Bytes: What’s new in tech
YouTube takes on TV
“Google is taking the plunge into live television,” said Brian Fung in The Washington Post. The internet giant last week unveiled YouTube TV, a $35-a-month streaming service designed to compete with the likes of Sling TV, DirecTV Now, and PlayStation Vue. YouTube TV doesn’t require a contract or long-term commitment, and it comes with many of the same popular cable channels available on other streaming services, including ESPN, Syfy, and the Disney Channel, as well as broadcast networks such as ABC, CBS, Fox, and NBC. YouTube’s existing software knowledge and its massive, loyal audience—users watch up to 1 billion hours of video a day on YouTube— should help Google in the coming battle for cord-cutting TV viewers. “One sign of Google’s confidence? It’s offering an unlimited amount of free DVR storage space.”
Facebook fights suicides
“Facebook is bringing its artificial-intelligence expertise to bear on suicide prevention,” said Alex Kantrowitz in BuzzFeed.com. In recent months, several Facebook users have broadcast their own suicides via the social network’s Live video streaming feature. Eager to curb this worrying trend, Facebook last week an-nounced it will start scanning users’ posts and comments for evidence of “suicidal or harmful thoughts.” The social network won’t automatically shut off live streams from users who might be at risk, but instead will reach out to them, “showing them a screen with suicide-prevention resources, including options to contact a helpline or reach out to a friend.” Facebook also won’t alert authorities to a potentially suicidal user—the person’s online friends will have to take that step.
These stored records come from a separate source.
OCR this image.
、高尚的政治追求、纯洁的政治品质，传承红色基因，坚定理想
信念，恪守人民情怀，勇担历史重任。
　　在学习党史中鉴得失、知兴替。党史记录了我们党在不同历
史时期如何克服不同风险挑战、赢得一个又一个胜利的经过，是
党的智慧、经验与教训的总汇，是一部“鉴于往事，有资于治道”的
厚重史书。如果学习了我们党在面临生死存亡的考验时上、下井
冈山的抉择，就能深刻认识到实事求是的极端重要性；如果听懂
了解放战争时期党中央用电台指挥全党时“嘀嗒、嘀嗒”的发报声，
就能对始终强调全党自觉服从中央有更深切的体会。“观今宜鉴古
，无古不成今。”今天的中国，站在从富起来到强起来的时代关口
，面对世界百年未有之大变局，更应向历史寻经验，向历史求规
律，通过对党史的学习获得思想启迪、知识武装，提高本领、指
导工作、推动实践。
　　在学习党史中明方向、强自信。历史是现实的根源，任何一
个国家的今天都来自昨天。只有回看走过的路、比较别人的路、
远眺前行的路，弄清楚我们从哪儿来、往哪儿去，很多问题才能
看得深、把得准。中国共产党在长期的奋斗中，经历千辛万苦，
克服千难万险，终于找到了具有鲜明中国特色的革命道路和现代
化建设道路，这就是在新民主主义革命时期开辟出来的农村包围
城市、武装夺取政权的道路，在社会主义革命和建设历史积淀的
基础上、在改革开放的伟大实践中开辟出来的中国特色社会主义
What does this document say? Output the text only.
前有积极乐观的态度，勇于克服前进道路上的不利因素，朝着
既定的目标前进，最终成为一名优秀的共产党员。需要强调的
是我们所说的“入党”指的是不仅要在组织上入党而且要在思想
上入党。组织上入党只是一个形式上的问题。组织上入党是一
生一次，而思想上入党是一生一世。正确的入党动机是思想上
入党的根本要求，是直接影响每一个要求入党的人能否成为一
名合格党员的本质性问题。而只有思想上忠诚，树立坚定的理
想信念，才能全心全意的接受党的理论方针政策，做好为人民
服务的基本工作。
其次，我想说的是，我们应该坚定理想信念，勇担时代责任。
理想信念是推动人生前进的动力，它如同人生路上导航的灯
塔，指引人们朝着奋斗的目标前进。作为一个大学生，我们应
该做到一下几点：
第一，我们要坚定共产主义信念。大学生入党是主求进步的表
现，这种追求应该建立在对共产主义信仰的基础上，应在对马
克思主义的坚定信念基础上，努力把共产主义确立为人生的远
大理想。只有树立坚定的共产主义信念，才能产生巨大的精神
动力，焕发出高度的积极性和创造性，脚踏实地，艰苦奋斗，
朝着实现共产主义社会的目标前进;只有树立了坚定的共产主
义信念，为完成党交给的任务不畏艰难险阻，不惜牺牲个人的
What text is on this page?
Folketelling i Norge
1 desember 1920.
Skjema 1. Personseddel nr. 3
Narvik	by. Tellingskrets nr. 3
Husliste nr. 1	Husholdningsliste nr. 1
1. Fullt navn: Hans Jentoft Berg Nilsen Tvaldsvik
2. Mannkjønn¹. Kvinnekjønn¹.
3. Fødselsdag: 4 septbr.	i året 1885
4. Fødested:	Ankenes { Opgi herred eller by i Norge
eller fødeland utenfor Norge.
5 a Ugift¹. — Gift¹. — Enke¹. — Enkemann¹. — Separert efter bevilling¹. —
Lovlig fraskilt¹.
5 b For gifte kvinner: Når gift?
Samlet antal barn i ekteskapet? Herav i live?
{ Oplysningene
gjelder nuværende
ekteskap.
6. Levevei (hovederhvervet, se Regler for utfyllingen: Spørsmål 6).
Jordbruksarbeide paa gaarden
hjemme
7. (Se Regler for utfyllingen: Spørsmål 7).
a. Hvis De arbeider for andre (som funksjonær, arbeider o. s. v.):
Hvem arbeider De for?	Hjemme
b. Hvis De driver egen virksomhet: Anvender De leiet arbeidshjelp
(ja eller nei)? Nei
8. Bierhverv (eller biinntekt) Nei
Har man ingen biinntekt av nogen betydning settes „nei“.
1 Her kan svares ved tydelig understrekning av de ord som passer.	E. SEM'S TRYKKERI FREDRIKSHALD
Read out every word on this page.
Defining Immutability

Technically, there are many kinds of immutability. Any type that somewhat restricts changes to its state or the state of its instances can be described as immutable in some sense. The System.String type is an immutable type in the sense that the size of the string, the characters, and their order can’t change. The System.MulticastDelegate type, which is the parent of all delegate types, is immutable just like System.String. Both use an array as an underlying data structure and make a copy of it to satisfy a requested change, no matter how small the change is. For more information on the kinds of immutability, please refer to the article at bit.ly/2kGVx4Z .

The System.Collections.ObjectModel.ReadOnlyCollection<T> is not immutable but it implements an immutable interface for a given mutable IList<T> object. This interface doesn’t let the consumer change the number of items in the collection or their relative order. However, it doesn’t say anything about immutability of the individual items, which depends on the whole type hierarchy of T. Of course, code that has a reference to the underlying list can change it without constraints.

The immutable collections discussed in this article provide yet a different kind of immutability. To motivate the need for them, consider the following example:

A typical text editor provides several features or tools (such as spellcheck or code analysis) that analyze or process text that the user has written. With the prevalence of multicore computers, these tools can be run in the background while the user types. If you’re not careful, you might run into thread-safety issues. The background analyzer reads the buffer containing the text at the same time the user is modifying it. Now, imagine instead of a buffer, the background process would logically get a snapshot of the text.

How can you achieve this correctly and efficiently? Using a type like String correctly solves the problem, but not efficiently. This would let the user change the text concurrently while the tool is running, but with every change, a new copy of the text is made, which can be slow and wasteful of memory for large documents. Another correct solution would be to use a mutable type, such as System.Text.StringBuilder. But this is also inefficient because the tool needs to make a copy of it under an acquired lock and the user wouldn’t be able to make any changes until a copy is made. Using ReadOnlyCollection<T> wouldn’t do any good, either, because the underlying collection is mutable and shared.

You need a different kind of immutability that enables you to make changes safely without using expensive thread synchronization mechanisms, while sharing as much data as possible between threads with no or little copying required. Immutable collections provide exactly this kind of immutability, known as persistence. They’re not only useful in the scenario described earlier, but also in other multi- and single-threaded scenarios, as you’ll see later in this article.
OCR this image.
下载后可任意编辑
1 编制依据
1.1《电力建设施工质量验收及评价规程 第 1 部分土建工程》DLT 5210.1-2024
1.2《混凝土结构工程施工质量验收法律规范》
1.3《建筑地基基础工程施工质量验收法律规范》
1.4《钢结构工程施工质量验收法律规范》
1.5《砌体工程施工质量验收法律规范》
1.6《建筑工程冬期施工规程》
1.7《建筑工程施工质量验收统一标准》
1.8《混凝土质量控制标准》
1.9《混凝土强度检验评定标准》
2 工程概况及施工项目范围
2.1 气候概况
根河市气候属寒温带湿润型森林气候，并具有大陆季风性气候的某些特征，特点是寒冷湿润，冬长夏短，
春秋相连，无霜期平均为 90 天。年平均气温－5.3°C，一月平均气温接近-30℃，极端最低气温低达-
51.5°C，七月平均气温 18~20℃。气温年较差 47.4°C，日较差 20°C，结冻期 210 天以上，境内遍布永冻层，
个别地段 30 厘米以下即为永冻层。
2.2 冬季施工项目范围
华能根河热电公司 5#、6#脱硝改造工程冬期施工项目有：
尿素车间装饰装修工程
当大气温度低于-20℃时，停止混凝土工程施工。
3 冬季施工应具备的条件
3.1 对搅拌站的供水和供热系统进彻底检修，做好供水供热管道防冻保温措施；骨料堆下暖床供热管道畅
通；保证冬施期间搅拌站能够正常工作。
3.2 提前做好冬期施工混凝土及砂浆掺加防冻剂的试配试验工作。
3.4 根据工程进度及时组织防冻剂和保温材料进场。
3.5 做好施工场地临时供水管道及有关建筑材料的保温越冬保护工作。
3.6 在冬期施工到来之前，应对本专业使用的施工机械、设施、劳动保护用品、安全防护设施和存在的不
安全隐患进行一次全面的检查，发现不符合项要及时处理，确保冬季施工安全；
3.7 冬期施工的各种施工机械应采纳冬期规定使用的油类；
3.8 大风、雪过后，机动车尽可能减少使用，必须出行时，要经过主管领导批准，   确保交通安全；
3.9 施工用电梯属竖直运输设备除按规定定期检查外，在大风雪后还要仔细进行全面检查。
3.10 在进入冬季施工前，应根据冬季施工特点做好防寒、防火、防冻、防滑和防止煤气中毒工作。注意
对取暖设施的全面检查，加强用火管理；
The web runs through Amazon
Amazon doesn’t control the internet, it just “sometimes feels like it does,” said Elizabeth Weise in USA Today. Large portions of the internet were knocked out for about four hours last week after an Amazon coder made a typo while conducting maintenance at the company’s cloud-computing division, Amazon Web Services. Little known to most consumers, AWS “is, in effect, the back end to much of the internet,” operating cloud-based storage and computing services for thousands of companies. AWS has about 42 percent of the cloud-computing market by revenue, and hosts a number of major sites, including Netflix, Airbnb, Spotify, and Pinterest, many of whose pages wouldn’t load during the outage.